Original: <Post Link To Where Your Original Artwork Is Online>

This letter is official notification under the provisions of Section 512(c) of the Digital Millennium Copyright Act (“DMCA”) to effect removal of the above-reported infringements. I request that you immediately issue a cancellation message as specified in RFC 1036 for the specified postings and prevent the infringer, who is identified by its Web address, from posting the infringing material to your servers in the future. Please be advised that law requires you, as a service provider, to “expeditiously remove or disable access to” the infringing material upon receiving this notice. Noncompliance may result in a loss of immunity for liability under the DMCA.

I have a good faith belief that use of the material in the manner complained of here is not authorized by me, the copyright holder, or the law. The information provided here is accurate to the best of my knowledge. I swear under penalty of perjury that I am the copyright holder.
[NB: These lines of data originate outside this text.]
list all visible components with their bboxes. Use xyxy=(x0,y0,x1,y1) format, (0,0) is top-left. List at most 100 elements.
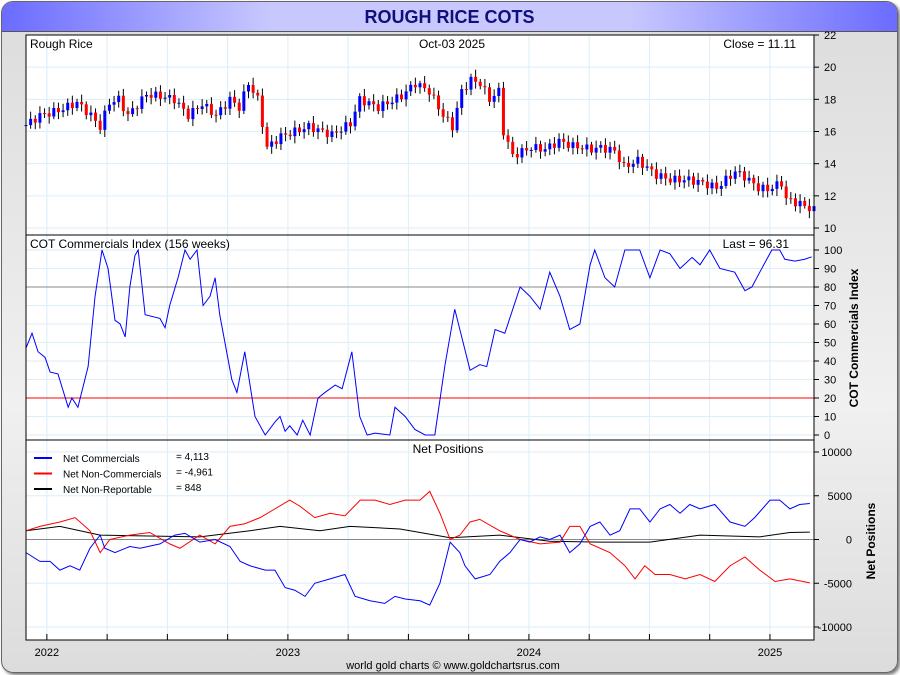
price-candle xyxy=(608,146,612,153)
price-candle xyxy=(75,101,79,108)
price-candle xyxy=(330,131,334,137)
y-tick-label: 14 xyxy=(824,159,836,171)
legend-value: = 4,113 xyxy=(176,452,209,463)
price-candle xyxy=(664,173,668,179)
y-tick-label: 30 xyxy=(824,375,836,387)
price-candle xyxy=(284,133,288,135)
price-candle xyxy=(571,142,575,148)
y-tick-label: 0 xyxy=(824,430,830,442)
price-candle xyxy=(483,86,487,88)
price-candle xyxy=(724,175,728,186)
price-candle xyxy=(98,120,102,130)
price-candle xyxy=(395,94,399,103)
price-candle xyxy=(209,103,213,115)
y-tick-label: 90 xyxy=(824,264,836,276)
price-candle xyxy=(756,183,760,192)
y-tick-label: 40 xyxy=(824,356,836,368)
legend-label: Net Commercials xyxy=(63,454,140,465)
x-tick-label: 2022 xyxy=(35,647,59,659)
price-candle xyxy=(775,181,779,189)
price-candle xyxy=(511,141,515,155)
price-candle xyxy=(335,131,339,133)
price-candle xyxy=(33,118,37,123)
price-candle xyxy=(446,116,450,118)
price-candle xyxy=(543,149,547,152)
price-candle xyxy=(256,92,260,96)
price-candle xyxy=(177,102,181,104)
price-candle xyxy=(497,87,501,97)
price-candle xyxy=(580,148,584,150)
price-candle xyxy=(196,108,200,110)
price-candle xyxy=(613,146,617,151)
price-candle xyxy=(478,81,482,87)
net-positions-axis-title: Net Positions xyxy=(864,502,878,579)
price-candle xyxy=(274,141,278,145)
x-tick-label: 2025 xyxy=(758,647,782,659)
price-candle xyxy=(636,156,640,164)
price-candle xyxy=(107,104,111,111)
price-candle xyxy=(265,126,269,147)
y-tick-label: 20 xyxy=(824,393,836,405)
cot-index-label: COT Commercials Index (156 weeks) xyxy=(30,237,230,251)
price-candle xyxy=(413,84,417,88)
panel-0-background xyxy=(26,35,814,235)
price-candle xyxy=(126,111,130,115)
price-candle xyxy=(80,101,84,105)
price-candle xyxy=(515,154,519,158)
price-candle xyxy=(807,205,811,212)
y-tick-label: 18 xyxy=(824,94,836,106)
y-tick-label: 22 xyxy=(824,30,836,42)
y-tick-label: 60 xyxy=(824,319,836,331)
price-candle xyxy=(38,113,42,123)
price-candle xyxy=(168,94,172,98)
price-candle xyxy=(29,118,33,126)
price-candle xyxy=(761,184,765,192)
price-candle xyxy=(404,91,408,100)
panel-1-background xyxy=(26,235,814,440)
price-candle xyxy=(423,83,427,89)
y-tick-label: 10000 xyxy=(821,447,852,459)
price-candle xyxy=(645,166,649,168)
y-tick-label: 0 xyxy=(846,535,852,547)
price-candle xyxy=(135,108,139,110)
price-candle xyxy=(738,171,742,173)
price-candle xyxy=(599,145,603,148)
price-candle xyxy=(200,106,204,110)
price-candle xyxy=(358,96,362,112)
y-tick-label: 12 xyxy=(824,191,836,203)
price-candle xyxy=(469,76,473,90)
price-candle xyxy=(742,171,746,181)
price-candle xyxy=(172,94,176,104)
price-candle xyxy=(399,94,403,100)
price-candle xyxy=(659,173,663,179)
price-candle xyxy=(687,176,691,181)
price-candle xyxy=(297,127,301,133)
y-tick-label: 20 xyxy=(824,62,836,74)
price-candle xyxy=(488,87,492,102)
price-candle xyxy=(576,142,580,149)
price-candle xyxy=(372,101,376,105)
legend-label: Net Non-Commercials xyxy=(63,470,161,481)
price-candle xyxy=(56,108,60,113)
price-candle xyxy=(696,179,700,185)
price-candle xyxy=(780,181,784,187)
price-candle xyxy=(339,131,343,133)
price-candle xyxy=(344,122,348,132)
price-candle xyxy=(52,108,56,117)
price-candle xyxy=(548,143,552,150)
price-candle xyxy=(381,101,385,112)
price-candle xyxy=(260,95,264,127)
price-candle xyxy=(766,184,770,192)
price-candle xyxy=(520,148,524,158)
price-candle xyxy=(186,108,190,120)
price-candle xyxy=(246,84,250,92)
price-candle xyxy=(566,141,570,148)
price-candle xyxy=(94,112,98,121)
legend-value: = 848 xyxy=(176,483,202,494)
price-candle xyxy=(158,91,162,99)
price-candle xyxy=(460,89,464,108)
y-tick-label: 80 xyxy=(824,282,836,294)
price-candle xyxy=(70,102,74,108)
price-candle xyxy=(293,127,297,137)
price-candle xyxy=(747,177,751,181)
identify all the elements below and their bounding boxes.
Please send me at the email address noted below a prompt response indicating the actions you have taken to resolve this matter.

Sincerely,

/s/ your name

Email: your email

your full mailing address

Step 5: Wait For a Response or Follow-Up

clock

I’ve been pleased to have some pretty quick responses from web hosts that make sure the material is removed immediately, sometimes within one business day.  Unfortunately, there are times when a web host never gets back to me and despite all my efforts, the stolen artwork is still sitting on their servers.  I’ve considered using dmca.com services for this purpose, but some offenses I felt were too small to deal with paying for the service.

If your content still hasn’t been removed from the site, you haven’t heard back from the web host and you don’t want to take further legal action, the best thing you can do is nag the web host or try to contact the offender and have it resolved.  This is not the greatest outcome and it can get really frustrating, but if you don’t want to take further legal action, this is the most you can do at the moment.